1907 Paris Kongresi tüm muhalifleri bir araya getirip anlaşmalarını sağlamış gibi görünmekle birlikte gerçekte tüm sorunları çözmemişti. Çünkü Osmanlılarda parçalanma endişesi Ermenilerde ise nihai hedef olarak bağımsızlık içten içe heyecan uyandıran bir hedef olarak varlığını sürdürüyordu. Buna rağmen Meşrutiyetle birlikte 1908’de silah bırakan Ermeniler 1912’ye kadar ittifaka bağlı kaldılar. Ancak bu tamamen ana hedefe yönelik bir bağlılıktır. Nitekim Günay’ın eserinde (s.124) bu durum Pastırmacıyan tarafından şöyle dile getirilir: “Er geç Türklerle kozlarımızı paylaşacağımız açıktı… Osmanlılara karşı saldırgan bir tutum izlemekten kaçınıyorduk.

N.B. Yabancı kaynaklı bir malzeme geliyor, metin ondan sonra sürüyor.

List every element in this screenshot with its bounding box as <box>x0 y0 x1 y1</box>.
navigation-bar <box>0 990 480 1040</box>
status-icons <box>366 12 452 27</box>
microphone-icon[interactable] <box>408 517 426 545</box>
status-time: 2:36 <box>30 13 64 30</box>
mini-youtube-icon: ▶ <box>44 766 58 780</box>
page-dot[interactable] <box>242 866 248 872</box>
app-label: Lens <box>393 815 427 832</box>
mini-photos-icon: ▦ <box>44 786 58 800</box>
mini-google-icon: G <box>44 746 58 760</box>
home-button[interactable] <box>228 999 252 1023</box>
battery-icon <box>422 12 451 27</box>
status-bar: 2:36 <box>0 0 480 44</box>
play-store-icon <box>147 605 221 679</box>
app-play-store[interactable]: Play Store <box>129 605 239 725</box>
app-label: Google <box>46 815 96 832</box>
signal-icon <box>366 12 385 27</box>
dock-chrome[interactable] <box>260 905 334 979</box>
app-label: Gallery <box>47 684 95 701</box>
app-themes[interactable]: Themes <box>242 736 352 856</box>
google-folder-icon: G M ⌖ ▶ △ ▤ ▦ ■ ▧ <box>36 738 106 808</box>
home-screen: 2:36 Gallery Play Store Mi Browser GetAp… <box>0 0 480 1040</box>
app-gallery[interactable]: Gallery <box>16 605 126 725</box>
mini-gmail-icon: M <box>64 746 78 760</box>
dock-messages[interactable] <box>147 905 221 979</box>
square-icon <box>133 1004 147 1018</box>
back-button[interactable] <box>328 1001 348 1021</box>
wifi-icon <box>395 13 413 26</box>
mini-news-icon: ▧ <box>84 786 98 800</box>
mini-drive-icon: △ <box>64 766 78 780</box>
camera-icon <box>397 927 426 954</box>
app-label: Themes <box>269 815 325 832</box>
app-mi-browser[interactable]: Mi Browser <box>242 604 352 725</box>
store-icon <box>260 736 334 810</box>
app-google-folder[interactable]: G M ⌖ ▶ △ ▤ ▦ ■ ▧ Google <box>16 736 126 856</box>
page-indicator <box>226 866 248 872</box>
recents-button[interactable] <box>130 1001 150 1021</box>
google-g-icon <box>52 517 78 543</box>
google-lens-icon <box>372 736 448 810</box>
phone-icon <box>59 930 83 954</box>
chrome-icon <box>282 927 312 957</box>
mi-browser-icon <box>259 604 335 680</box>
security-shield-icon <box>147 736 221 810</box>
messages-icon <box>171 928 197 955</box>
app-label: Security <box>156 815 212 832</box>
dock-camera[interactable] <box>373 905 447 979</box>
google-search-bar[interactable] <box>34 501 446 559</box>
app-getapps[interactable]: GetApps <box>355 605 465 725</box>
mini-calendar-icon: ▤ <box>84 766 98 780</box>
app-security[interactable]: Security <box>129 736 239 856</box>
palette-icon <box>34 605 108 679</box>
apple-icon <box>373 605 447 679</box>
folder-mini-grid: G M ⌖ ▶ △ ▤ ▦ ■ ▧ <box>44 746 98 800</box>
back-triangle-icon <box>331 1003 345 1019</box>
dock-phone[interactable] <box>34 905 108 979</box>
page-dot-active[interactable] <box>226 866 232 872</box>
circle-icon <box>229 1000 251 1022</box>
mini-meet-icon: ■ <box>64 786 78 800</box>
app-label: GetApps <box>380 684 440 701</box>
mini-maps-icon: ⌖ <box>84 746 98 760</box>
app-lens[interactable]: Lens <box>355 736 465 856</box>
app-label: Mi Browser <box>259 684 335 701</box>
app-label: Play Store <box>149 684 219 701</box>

Bunu tercih ettiğimizden değil… halkımızın en çok ihtiyaç duyduğu şey barış ve güvenlikti. İşte bunun için biz Taşnak mebusları 1912’ye kadar Osmanlı Meclisi’ndeki Jön Türk yönetimine güçlü bir muhalefet yapmadık…”
Ermenilerin talepleri tamamen karşılanmasa da ittifak çeşitli sorunlarıyla birlikte devam etti. 1912 seçimlerinde Taşnak Partisi İttihat ve Terakki’yi desteklerken Hınçaklar ve Patrikhane yerel özerkliği benimseyen Hürriyet ve İtilaf partisini destekler.
1912 Balkan faciası Ermenilerin özellikle Taşnaksutyun’un politikalarının tamamen değişmesine neden olur. Ekim 1912’de Hınçak ve Taşnak cemiyetleri ortak politika konusunda birleşir. Rusya’nın Anadolu’daki Ermeni milliyetçiliğini Osmanlıyı zayıflatacak bir niyetle tahrik etmesi de bu ittifakı zora sokacak, Ermenilerin menfaatlerini savunma iddiasında olan devletlerin araya girmesiyle de ittifak tamamen parçalanacaktır.
Kaynaklar
-Zoraki İttifaktan Yol Ayrımına: İttihat-Terakki ve Ermeniler (2020), Prof. Dr. Nejla Günay’ın eseridir. Bu yazı Prof. Dr. Günay’ın Atatürk Kültür, Dil ve Tarih Yüksek Kurumu, Atatürk Araştırmaları Merkezi Yayınlarından çıkan eserinden faydalanılarak yazılmıştır.
-Günay, Nejla (2019), “II. Meşrutiyet’in ilan Edilmesinden Önce İttihat ve Terakki-Taşnaksutyun İlişkisi”, 1000. Yılında Türk Ermeni İlişkileri, Ed. M.S. Bilgin ve Y. D. Bozkuş, Atatürk Araştırma Merkezi Başkanlığı, s. 271-296.